Low Births Will Mean Economic Ruin

MATERNITY

 by Brian Wang

The number of deaths in Japan in 2022 rose to a record high 1.57 million, with the population naturally shrinking for the 16th consecutive year.

The total fertility rate — the average number of children a woman is estimated to bear in her lifetime — fell to 1.26, on par with the record low in 2005.

The pace of decline in the number of births has also been accelerating in recent years, falling by 24,404 in 2020 from the previous year, and by 29,213 in 2021.

770,747 means about 380,000 female babies.

The population pyramid projection for 2027 for Japan was projecting 4.082 million Japanese babies for 2023-2027. This would mean averaging 816,000 babies annually. Japan is coming in 45,000 babies annually short of that projection and if the drops continue Japan could be at 600k-700k babies annually in 2027. The population pyramids and projections were assuming that Japan could hold at 810,000 per year.
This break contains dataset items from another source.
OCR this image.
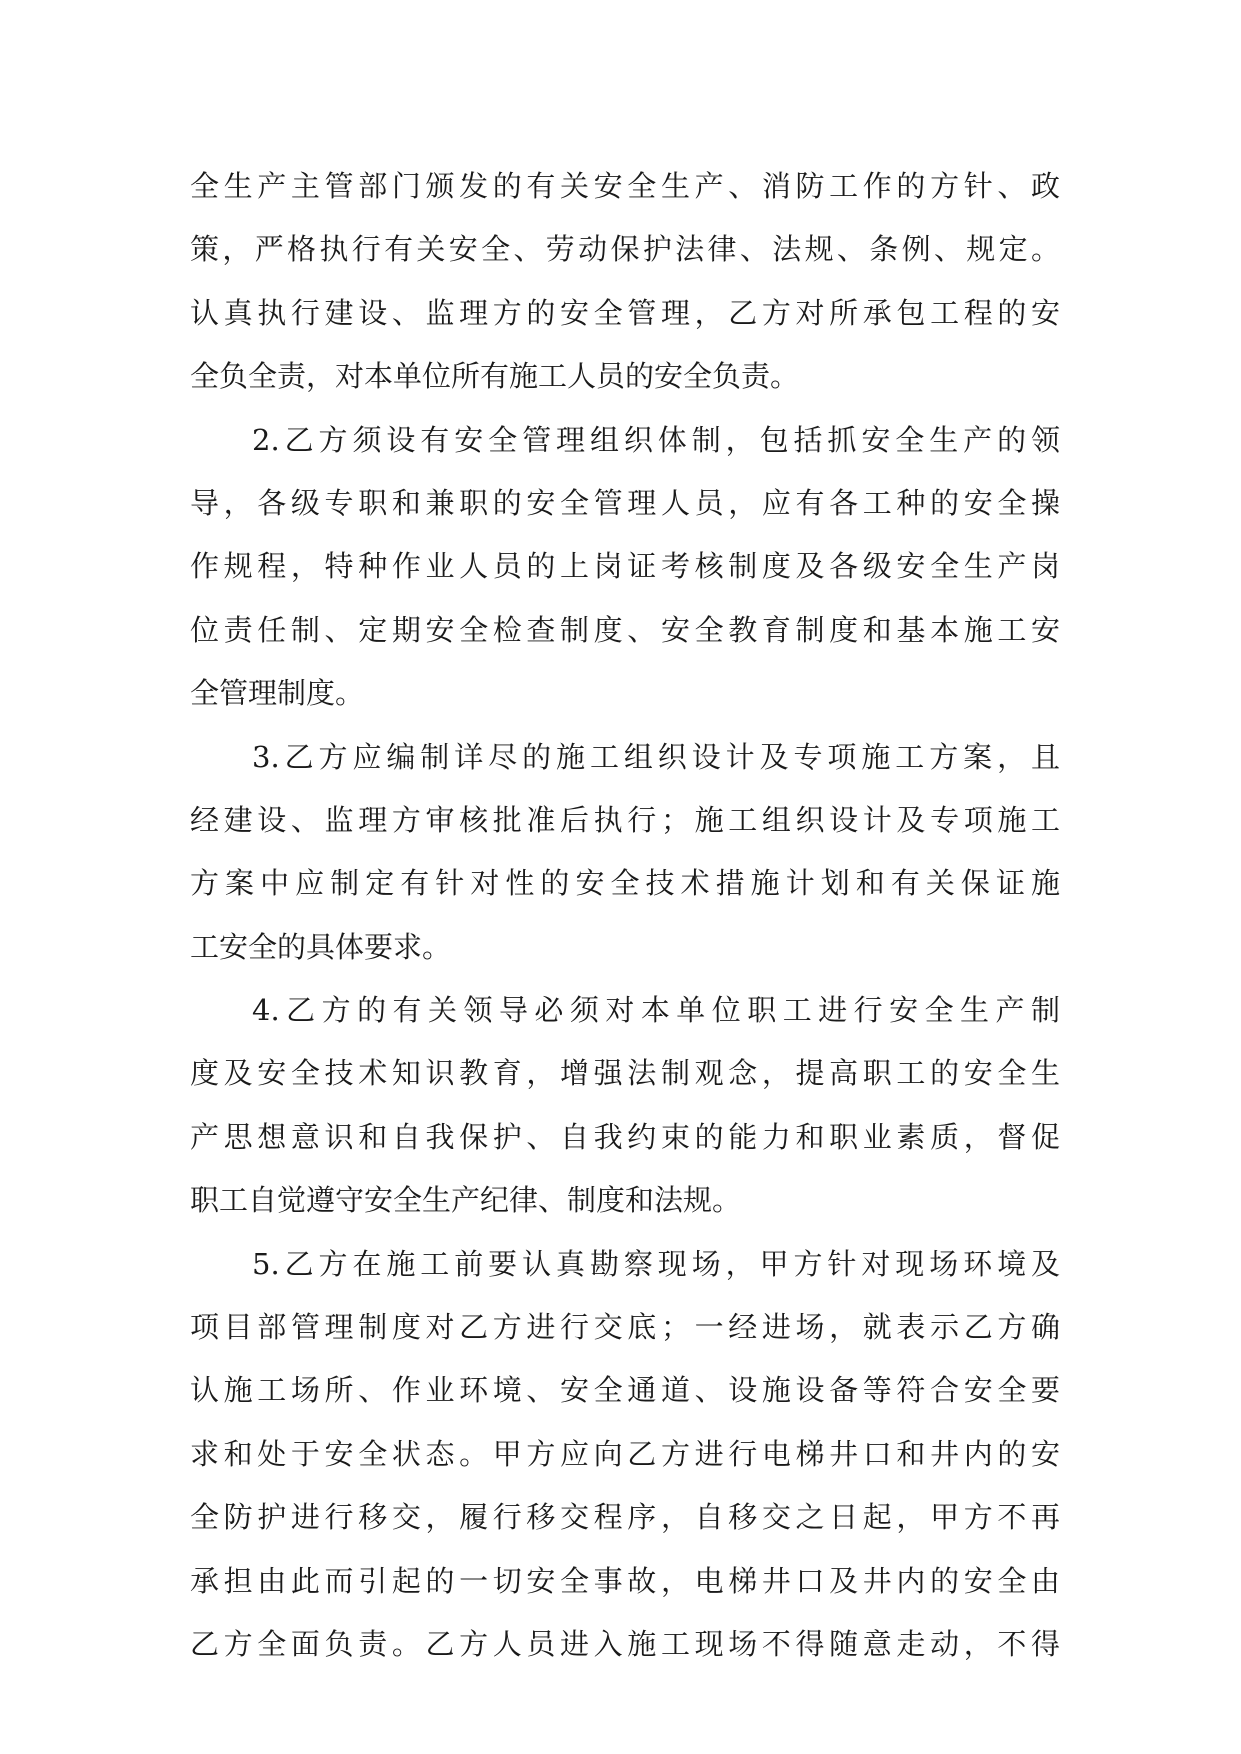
全生产主管部门颁发的有关安全生产、消防工作的方针、政
策，严格执行有关安全、劳动保护法律、法规、条例、规定。
认真执行建设、监理方的安全管理，乙方对所承包工程的安
全负全责，对本单位所有施工人员的安全负责。
2.乙方须设有安全管理组织体制，包括抓安全生产的领
导，各级专职和兼职的安全管理人员，应有各工种的安全操
作规程，特种作业人员的上岗证考核制度及各级安全生产岗
位责任制、定期安全检查制度、安全教育制度和基本施工安
全管理制度。
3.乙方应编制详尽的施工组织设计及专项施工方案，且
经建设、监理方审核批准后执行；施工组织设计及专项施工
方案中应制定有针对性的安全技术措施计划和有关保证施
工安全的具体要求。
4.乙方的有关领导必须对本单位职工进行安全生产制
度及安全技术知识教育，增强法制观念，提高职工的安全生
产思想意识和自我保护、自我约束的能力和职业素质，督促
职工自觉遵守安全生产纪律、制度和法规。
5.乙方在施工前要认真勘察现场，甲方针对现场环境及
项目部管理制度对乙方进行交底；一经进场，就表示乙方确
认施工场所、作业环境、安全通道、设施设备等符合安全要
求和处于安全状态。甲方应向乙方进行电梯井口和井内的安
全防护进行移交，履行移交程序，自移交之日起，甲方不再
承担由此而引起的一切安全事故，电梯井口及井内的安全由
乙方全面负责。乙方人员进入施工现场不得随意走动，不得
The shortage of Japanese babies means that population trends are even worse than 103.7 million in 2050. Instead of 9 million fertile women between 18-38 there would be 8 million.

The Japanese women who are aging out of fertility now are 35-39 years old. There were 660,000 women per year in those years. Japan will be losing 70% of its fertile age women. Each 5 year group is about 100k per year less women.
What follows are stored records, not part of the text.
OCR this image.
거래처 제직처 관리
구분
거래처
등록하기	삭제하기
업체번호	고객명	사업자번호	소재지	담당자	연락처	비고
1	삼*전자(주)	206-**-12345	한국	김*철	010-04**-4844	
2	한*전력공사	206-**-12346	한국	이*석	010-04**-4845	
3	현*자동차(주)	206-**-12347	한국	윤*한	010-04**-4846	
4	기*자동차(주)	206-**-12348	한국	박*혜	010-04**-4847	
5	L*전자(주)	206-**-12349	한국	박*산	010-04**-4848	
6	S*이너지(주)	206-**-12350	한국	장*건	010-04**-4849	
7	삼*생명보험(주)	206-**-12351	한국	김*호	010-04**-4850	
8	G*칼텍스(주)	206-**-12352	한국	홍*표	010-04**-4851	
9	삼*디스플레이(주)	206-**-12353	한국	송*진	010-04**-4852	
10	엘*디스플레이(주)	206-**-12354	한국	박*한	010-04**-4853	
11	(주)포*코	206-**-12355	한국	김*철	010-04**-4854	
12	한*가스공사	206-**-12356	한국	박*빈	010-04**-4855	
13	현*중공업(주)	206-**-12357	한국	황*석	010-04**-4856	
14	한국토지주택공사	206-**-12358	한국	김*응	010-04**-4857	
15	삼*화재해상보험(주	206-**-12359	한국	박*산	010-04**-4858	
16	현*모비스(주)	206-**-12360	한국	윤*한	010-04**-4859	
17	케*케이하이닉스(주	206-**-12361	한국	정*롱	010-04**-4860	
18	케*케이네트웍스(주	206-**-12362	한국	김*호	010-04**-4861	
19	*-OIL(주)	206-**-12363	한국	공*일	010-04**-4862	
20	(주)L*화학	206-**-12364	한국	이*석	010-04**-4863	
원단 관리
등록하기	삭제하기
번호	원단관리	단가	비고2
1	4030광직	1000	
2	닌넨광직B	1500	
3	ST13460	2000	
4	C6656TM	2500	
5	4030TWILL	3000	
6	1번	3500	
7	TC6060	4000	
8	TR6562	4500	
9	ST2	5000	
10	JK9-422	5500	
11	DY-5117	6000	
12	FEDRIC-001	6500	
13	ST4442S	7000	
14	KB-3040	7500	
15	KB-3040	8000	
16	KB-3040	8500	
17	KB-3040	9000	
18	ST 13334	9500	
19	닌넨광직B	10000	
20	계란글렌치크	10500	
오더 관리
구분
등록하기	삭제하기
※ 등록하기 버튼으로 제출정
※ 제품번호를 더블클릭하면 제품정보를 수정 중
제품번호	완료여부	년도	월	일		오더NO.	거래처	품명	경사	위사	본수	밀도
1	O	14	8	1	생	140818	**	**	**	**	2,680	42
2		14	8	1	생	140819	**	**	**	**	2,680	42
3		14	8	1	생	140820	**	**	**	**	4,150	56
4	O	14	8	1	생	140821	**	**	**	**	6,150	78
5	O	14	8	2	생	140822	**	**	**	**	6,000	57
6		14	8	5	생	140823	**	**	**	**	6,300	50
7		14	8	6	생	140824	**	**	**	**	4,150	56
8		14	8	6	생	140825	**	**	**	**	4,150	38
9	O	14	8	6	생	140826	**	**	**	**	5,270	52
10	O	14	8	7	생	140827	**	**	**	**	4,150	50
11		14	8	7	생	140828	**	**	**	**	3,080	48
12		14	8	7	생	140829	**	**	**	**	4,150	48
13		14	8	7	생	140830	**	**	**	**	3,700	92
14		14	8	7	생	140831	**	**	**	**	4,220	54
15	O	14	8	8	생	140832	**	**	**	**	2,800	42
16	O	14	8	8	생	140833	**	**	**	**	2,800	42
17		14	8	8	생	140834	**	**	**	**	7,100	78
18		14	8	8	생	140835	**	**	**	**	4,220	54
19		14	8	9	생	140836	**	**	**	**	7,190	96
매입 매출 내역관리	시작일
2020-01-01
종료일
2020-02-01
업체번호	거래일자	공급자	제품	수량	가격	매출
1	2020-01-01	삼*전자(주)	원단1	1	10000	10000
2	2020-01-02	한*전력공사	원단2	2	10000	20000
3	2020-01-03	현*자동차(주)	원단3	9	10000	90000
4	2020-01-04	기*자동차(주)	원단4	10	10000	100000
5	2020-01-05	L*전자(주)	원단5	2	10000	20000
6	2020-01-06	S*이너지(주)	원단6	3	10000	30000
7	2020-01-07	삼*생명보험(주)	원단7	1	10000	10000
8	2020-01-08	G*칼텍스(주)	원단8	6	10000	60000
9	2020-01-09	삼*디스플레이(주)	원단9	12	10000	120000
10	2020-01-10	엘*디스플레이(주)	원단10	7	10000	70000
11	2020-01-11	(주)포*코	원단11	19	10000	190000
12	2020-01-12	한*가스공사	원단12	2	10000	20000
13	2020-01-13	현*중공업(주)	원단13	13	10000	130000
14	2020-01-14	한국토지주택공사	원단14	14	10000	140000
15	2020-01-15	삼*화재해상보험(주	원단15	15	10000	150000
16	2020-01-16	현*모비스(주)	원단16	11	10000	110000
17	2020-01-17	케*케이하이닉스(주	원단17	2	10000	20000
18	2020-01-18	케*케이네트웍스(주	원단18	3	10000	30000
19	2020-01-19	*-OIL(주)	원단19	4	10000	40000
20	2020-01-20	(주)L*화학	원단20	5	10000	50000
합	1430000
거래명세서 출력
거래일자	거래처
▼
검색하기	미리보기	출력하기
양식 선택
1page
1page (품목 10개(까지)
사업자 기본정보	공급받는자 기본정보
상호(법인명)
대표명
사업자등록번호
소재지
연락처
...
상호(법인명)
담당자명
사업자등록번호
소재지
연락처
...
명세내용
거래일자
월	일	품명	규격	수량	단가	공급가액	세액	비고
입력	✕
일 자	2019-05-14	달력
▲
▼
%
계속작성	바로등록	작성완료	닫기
The fertility data comes a day after Prime Minister Fumio Kishida released a draft plan to boost “unparalleled” child-rearing support, although the announcement has raised questions about its effectiveness in turning around the falling birthrate.
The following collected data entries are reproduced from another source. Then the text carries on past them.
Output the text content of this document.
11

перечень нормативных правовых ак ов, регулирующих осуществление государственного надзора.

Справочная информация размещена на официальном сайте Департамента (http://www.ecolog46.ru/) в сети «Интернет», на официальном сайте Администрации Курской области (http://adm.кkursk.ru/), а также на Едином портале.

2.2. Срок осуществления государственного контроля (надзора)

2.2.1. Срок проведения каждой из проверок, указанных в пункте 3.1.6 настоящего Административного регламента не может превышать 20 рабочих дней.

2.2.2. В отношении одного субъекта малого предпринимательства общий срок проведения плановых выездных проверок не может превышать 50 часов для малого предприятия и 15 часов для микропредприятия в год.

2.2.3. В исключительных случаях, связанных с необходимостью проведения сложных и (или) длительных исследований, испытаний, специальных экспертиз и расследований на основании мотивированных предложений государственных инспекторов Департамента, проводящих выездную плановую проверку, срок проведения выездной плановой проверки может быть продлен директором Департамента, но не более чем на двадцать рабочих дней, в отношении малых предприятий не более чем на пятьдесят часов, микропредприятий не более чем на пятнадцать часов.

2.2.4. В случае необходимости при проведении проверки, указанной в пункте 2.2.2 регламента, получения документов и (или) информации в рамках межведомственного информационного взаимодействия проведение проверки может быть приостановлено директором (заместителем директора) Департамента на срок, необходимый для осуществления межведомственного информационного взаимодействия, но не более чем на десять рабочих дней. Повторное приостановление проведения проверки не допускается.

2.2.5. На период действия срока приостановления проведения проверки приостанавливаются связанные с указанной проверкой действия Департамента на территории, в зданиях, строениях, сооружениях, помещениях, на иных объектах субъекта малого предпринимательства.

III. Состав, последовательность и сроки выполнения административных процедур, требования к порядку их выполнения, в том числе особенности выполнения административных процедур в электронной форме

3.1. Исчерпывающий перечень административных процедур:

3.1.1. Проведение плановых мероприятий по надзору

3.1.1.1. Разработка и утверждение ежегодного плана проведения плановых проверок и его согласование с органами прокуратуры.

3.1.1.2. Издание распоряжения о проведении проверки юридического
The fertility rate in Japan had recovered to 1.45 in 2015, but has been on a downward trend since 2016. Getting fertility temporarily up to 1.45 from 1.3 earlier cost about $200 billion. Having a working age population that is 10% less is costing but also averaging 48 years of age instead of 35-40 is costing Japan 20-30% of GDP or about $1 to 1.5 trillion each year.

This is before Japan loses 20-30% of its population over the next 30 years. Japan has lost about 5% of its people over the last 15 years. The population birth spiral does not stop in 30 years, it keeps spiraling downward with fewer fertile women. Until birthrates get back over 2.1 replacement and stay there then there is no population stabilization.

Well, so what, some might say. This will mean all pension systems will collapse. There will be no state support for retirement. If there is less than one working age person to each old person, the math of taking some taxes and giving it to the old person to live becomes scraps. The old person will have to keep working until they drop. If 40-50% of the population is old people then they do not spend money. The economy shrinks massively.

* Economic recession
* stock market crashes
* no pensions

If it persisted then how would we keep the systems of civilization running?

The Black Death causes 30-50% population loss in seven years. If Japan loses 20% of its population in the 30 years and most of them are old (65+, 75+) and the average age is 55, then we will see if economic systems break.